Harvested in spring (or the first harvest of the year) from d:matcha’s Ninose tea field located in Yubune, Wazuka Town. This field is known for its distinct taste and colour. These qualities are heavily attributed to the sandy properties of the field, a rarity in Wazuka, which is well known for its mountainous characteristics. All these distinct features come together, producing extremely ideal conditions for tea worthy to be used at a culinary level. The quality of this matcha however, is in actual fact that of a ceremonial grade. This means you can also enjoy it purely as a drink. Also best recommended for all your baking needs!
Additional production information:
Cultivated variety: Yabukita
Product type: Matcha
Storage: Keep in a cool dark place.

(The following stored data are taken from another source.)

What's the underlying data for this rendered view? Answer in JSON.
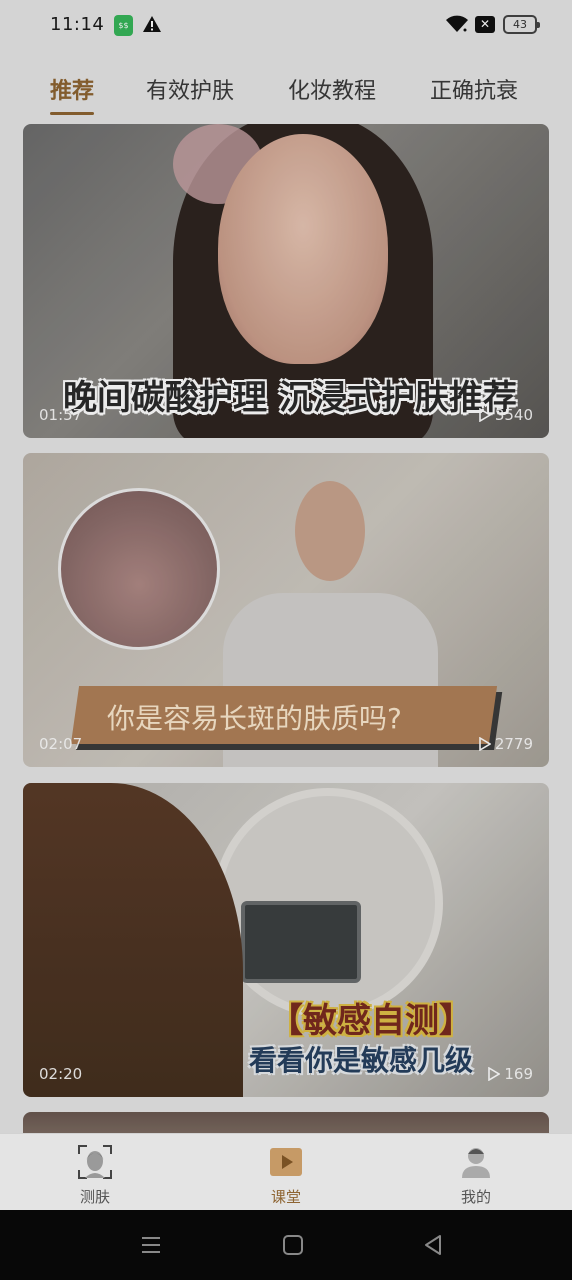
{
  "status_bar": {
    "time": "11:14",
    "sim_label": "$$",
    "battery": "43"
  },
  "tabs": [
    {
      "label": "推荐",
      "active": true
    },
    {
      "label": "有效护肤",
      "active": false
    },
    {
      "label": "化妆教程",
      "active": false
    },
    {
      "label": "正确抗衰",
      "active": false
    }
  ],
  "videos": [
    {
      "caption": "晚间碳酸护理 沉浸式护肤推荐",
      "duration": "01:57",
      "views": "3540"
    },
    {
      "caption": "你是容易长斑的肤质吗?",
      "duration": "02:07",
      "views": "2779"
    },
    {
      "caption_line1": "【敏感自测】",
      "caption_line2": "看看你是敏感几级",
      "duration": "02:20",
      "views": "169"
    }
  ],
  "bottom_nav": [
    {
      "label": "测肤",
      "icon": "face-scan-icon",
      "active": false
    },
    {
      "label": "课堂",
      "icon": "play-video-icon",
      "active": true
    },
    {
      "label": "我的",
      "icon": "profile-icon",
      "active": false
    }
  ],
  "colors": {
    "accent": "#8e6431",
    "background": "#e6e6e6"
  }
}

Refrigerate to preserve freshness once opened.
1. Scoop 1.5-2 teaspoons (about 3-4 grams) of matcha powder for every 80-120ml cup of milk.
2. Sift your matcha powder into a bowl, swirling the powder with your spoon.
3. Pour 60ml of not boiling hot water (temp. about 80-90 degrees Celcius), and using your chasen, whisk the tea in a gentle circular motion for thin and smooth tea for about 10-15 seconds ensuring there are no clumps.
4. Add 1-2 teaspoons of sugar or sweetener (optional but recommended)
5. Carefully pour the whisked matcha into the milk. Optional – add foamed milk and sprinkle some matcha powder on top.